Trypanosoma congolense causes significant economic burden across Sub-Saharan Africa, as it is the causative agent of Animal African Trypanosomiasis (AAT), a wasting disease affecting cattle which currently has no effective pharmaceutical treatment. T. congolense is a close relative of Trypanosoma brucei, they co-infect the same hosts so have been exposed to similar evolutionary selective pressures, and it is expected they will show similarities in host interactions. While T. brucei is a well-studied model organism, very little experimental work has been performed using T. congolense as tools have only recently been developed for genetic manipulation, but now is the time to use them to investigate the survival and infection mechanisms of the parasite. One of the major symptoms of AAT is a high fever which T. congolense responds to by eliciting the heat shock response, an important virulence factor which allows the parasite to survive in the host. The aim of this project is to characterise the T. congolense heat shock response, as understanding the mechanisms involved could pave the way for discovering novel drug targets in this parasite.

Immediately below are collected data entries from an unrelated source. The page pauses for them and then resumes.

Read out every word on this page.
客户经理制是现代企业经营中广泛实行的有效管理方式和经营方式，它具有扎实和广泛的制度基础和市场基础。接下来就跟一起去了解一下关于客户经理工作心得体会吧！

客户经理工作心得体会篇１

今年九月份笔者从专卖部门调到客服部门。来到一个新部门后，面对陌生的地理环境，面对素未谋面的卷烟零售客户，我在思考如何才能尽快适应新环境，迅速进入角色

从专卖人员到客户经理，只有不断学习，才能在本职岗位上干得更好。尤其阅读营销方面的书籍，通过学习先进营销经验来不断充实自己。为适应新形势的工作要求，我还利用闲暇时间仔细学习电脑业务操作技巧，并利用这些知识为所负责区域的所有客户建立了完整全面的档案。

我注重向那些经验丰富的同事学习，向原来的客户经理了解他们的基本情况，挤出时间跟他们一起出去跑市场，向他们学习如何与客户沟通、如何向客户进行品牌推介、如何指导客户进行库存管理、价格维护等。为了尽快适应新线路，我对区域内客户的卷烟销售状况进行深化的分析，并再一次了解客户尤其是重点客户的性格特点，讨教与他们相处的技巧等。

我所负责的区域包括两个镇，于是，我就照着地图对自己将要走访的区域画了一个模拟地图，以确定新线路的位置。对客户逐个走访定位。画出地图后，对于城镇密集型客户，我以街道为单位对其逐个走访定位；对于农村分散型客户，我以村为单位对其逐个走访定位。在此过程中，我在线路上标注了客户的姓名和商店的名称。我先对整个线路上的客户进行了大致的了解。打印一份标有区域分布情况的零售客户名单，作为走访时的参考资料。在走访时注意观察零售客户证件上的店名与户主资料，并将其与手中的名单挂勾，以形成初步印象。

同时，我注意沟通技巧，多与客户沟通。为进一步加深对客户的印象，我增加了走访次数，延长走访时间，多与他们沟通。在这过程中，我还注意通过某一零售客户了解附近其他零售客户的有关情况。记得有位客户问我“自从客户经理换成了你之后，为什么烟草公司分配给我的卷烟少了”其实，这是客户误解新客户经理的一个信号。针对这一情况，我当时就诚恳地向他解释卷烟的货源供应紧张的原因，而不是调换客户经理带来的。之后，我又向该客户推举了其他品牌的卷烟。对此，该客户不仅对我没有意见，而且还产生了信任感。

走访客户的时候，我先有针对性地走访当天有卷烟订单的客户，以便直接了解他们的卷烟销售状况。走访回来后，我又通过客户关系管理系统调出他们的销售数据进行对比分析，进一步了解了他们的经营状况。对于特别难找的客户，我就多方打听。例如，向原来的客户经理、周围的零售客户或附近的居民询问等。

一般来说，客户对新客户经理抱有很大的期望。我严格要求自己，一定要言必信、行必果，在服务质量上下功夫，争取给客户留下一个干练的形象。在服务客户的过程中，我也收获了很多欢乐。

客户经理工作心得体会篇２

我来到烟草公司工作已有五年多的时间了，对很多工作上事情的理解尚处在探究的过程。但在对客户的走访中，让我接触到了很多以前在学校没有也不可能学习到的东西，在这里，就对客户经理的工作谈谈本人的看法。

It was found that T. congolense displays a very different heat shock response to T. brucei at both 41 °C and 42 °C, with 10% more cell death but less severe lag in growth in the 24 hours after heat shock. DHH1 and ZC3H11, proteins shown to be involved in heat shock, were successfully fluorescently tagged in BSF cells for both species, and a distinct re-localisation of DHH1 into foci can be seen in T. brucei cells upon heat shock but not in T. congolense. Flow cytometry analysis of cells in the period after heat shock revealed that both species arrest in G2/M, 4 hours after heat shock for T. brucei and 6 hours for T. congolense, which may be
linked to cell cycle phase differentiation. Overall, T. congolense may have a more different heat shock response that T. brucei than expected. This is some of the first work investigating specific pathways in T. congolense and many techniques were successfully competed for the first time in this laboratory.